Freud's ideas of psychoanalysis have become an extensively used tool in literary criticism. It's ideas can be applied to a variety of critical schools of theory - and its purpose is not limited to the arena of psycholanalytical theory itself. In recent years - the ideas of "penis envy" and the "Oedipal/Elecktra complexes" have become deeply instigated into both Feminist Theory and Gender/Queer Theory.

Freud's ideas of psychoanalytical theory can be applied to a literary text in three distinct variations - both having their own advantages and disadvantages.

1. Freud's ideas can be applied to the text's author. This level of analysis requires an extensive knowledge of Freud's book entitled The Interpretation of Dreams(trans. by James Strachey in 1985). This theory expounds on the idea that an author writes his dreams and that by analyzing the text in relation to the author himself (or herself as the case may be) - a theorisist can better understand the subconscious and conscious mind of the text's author. This mode of text interpretation can run into many problems - as the margin of error is very great.

2. Another mode of Freudian literary interpretation can be to analyze a text's characters. This method (in its most basic form) is accomplished by analyzing a character - or charactors - using Freud's basic ideas of psychoanalysis. Since the charactors in any given text are purely from an imaginary realm - the basis of citical interpretation can vary widly from one theorisist to another.

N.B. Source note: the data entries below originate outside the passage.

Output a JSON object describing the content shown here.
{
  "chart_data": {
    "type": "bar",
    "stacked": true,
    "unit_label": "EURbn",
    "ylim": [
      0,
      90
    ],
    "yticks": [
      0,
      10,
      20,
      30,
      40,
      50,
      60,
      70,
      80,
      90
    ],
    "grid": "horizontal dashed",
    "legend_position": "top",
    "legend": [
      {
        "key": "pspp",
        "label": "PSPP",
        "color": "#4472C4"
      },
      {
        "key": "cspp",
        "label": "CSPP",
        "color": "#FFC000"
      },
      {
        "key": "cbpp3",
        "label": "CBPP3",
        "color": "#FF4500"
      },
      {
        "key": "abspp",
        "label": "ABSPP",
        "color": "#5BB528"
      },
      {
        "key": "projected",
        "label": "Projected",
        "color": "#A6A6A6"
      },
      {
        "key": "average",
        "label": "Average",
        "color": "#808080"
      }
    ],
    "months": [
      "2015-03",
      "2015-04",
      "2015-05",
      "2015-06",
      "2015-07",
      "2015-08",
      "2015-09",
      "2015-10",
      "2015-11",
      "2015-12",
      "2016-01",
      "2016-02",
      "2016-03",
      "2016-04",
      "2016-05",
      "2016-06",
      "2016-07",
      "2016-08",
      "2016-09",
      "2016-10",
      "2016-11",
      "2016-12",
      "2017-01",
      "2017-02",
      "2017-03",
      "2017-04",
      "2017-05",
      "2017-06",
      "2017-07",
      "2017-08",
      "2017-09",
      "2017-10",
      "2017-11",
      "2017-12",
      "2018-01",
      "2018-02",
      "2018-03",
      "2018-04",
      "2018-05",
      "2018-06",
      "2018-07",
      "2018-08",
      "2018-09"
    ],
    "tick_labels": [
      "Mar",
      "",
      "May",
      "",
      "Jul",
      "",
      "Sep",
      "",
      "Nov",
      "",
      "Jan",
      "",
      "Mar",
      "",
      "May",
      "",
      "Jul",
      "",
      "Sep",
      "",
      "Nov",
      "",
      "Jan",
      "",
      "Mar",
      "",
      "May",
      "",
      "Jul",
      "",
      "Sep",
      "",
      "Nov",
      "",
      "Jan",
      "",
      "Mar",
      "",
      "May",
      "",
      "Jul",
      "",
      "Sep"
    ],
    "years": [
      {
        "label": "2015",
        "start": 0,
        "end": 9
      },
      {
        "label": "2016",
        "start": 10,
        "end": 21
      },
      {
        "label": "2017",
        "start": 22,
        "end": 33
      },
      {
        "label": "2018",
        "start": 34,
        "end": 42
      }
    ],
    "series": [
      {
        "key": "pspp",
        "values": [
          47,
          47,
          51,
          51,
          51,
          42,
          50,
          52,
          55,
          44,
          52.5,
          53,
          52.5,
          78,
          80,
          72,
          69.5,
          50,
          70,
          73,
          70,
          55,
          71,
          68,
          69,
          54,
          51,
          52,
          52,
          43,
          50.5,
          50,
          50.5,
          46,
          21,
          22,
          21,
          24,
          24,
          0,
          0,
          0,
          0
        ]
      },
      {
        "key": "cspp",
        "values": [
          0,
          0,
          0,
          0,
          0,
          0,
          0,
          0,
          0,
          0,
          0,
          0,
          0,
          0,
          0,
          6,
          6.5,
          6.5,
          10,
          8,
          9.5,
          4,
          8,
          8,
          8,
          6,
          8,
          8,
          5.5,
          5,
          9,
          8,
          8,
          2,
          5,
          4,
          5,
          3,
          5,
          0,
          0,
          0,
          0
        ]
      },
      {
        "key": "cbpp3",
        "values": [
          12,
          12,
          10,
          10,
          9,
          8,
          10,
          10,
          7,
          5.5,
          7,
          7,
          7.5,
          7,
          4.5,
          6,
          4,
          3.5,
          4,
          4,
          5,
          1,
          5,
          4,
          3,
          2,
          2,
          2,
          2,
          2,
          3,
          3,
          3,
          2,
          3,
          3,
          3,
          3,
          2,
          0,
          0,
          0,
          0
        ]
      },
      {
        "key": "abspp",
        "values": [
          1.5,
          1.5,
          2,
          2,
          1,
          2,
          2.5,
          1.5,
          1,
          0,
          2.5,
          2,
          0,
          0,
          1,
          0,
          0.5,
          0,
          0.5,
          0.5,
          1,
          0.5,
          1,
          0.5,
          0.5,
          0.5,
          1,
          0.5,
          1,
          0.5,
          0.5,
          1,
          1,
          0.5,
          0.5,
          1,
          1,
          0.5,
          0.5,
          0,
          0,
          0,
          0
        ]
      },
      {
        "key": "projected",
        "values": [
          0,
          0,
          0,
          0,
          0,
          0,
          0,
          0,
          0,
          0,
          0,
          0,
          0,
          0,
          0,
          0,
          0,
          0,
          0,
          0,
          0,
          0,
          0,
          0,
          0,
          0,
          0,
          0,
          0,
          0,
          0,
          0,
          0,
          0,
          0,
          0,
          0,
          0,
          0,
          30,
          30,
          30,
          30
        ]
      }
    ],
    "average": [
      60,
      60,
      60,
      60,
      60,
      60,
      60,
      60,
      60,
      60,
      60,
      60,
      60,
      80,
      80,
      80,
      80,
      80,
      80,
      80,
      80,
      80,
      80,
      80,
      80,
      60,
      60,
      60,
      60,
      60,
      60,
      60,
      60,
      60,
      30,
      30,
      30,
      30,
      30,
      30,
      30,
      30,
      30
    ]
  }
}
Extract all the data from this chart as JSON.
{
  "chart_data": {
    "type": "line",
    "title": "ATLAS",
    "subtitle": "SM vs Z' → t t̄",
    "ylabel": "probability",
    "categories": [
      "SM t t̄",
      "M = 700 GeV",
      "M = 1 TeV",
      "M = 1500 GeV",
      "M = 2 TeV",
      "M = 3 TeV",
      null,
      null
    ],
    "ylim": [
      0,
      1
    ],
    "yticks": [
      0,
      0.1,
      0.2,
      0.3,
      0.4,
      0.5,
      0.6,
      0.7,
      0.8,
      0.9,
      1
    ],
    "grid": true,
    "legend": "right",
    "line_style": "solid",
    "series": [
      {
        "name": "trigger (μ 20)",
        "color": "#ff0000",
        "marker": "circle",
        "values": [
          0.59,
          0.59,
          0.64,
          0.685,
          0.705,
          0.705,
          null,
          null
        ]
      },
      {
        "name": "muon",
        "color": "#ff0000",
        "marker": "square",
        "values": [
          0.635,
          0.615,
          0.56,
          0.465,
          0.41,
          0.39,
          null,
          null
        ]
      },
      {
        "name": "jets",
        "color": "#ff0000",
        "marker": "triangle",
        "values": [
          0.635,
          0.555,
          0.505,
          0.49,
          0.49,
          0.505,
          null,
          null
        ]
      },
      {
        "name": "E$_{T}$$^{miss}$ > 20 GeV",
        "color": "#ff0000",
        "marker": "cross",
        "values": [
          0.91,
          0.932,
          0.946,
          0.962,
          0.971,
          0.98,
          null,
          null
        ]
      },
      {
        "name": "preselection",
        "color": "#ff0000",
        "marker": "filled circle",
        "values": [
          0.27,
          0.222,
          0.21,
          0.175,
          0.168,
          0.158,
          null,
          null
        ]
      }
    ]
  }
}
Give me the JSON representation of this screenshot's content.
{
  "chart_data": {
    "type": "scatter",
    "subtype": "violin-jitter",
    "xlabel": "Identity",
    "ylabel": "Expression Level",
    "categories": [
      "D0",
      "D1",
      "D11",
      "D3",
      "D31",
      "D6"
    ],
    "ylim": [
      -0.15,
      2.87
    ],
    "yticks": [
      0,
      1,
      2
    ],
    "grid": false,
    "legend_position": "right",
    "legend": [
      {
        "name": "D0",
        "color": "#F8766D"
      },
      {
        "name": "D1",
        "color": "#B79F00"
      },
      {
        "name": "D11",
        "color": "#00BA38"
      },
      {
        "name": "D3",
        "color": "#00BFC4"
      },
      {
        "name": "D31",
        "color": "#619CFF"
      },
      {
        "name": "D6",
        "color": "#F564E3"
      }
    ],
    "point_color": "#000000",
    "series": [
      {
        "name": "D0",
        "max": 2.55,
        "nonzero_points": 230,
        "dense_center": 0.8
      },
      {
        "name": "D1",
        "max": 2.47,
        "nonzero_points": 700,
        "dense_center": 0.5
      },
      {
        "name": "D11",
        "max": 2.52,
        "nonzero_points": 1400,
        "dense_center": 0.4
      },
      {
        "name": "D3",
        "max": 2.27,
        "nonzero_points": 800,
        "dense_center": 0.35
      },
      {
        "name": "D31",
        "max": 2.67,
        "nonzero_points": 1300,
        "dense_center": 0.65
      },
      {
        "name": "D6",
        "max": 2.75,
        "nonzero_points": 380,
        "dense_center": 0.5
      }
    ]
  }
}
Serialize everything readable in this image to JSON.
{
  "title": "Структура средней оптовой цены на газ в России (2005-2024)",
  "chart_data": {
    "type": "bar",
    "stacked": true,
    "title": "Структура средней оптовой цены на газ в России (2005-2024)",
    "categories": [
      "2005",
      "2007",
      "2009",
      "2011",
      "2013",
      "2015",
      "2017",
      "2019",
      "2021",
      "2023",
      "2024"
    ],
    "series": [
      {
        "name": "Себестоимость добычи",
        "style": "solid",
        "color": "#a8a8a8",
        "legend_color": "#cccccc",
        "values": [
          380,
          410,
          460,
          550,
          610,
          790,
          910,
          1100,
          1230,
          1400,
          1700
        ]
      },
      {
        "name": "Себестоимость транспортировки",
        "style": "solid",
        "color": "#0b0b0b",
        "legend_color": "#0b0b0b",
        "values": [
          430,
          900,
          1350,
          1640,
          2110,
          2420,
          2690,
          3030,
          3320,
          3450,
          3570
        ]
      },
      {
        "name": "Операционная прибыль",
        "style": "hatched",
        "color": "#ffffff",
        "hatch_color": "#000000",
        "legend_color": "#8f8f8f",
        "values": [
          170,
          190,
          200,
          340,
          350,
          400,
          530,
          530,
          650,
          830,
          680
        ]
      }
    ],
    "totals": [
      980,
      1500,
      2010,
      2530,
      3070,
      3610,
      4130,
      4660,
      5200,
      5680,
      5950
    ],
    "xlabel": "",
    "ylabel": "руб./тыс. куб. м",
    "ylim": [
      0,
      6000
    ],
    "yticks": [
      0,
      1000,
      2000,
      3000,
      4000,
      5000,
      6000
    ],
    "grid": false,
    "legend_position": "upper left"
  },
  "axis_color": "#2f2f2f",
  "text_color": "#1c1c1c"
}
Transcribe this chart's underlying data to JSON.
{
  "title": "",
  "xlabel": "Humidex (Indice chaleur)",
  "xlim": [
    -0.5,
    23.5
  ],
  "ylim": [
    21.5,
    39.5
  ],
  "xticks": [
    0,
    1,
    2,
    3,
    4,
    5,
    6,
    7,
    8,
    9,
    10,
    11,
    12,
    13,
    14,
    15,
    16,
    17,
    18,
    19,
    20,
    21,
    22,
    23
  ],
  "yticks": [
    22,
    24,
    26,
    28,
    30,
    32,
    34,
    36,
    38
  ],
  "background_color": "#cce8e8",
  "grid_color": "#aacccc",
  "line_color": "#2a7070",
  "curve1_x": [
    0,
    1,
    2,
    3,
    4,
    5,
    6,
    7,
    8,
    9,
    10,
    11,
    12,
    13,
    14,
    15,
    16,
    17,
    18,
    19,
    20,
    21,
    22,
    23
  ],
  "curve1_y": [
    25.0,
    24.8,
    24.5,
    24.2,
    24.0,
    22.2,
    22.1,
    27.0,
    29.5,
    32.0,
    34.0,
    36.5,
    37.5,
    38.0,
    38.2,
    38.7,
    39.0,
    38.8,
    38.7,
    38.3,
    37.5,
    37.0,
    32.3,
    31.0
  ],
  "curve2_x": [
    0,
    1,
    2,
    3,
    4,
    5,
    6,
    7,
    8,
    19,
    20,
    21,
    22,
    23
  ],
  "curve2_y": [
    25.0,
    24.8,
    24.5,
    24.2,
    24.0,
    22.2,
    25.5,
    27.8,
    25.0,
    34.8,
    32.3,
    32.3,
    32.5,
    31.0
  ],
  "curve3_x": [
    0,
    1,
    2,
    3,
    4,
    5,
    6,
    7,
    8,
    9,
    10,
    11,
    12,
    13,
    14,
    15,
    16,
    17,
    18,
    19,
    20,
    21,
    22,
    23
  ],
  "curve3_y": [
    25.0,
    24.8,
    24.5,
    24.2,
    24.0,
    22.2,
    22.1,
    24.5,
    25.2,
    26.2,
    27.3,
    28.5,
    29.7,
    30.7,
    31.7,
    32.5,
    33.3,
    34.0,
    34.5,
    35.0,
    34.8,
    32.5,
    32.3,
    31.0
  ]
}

3. The third mode of critical analysis can often find itself incorperated within the arena of Reader-Response Criticism. Instead of analyzing the subconsciouness of an author or a text's charactors, the theorisist instead interprets the minds of the reader as they experiance the text. Also popular in the area of Feminist Criticism - this mode of Freudian criticism has the least amount of error attached to its effectiveness - and it can succeed in discoving many new and unseen elements of a literary work.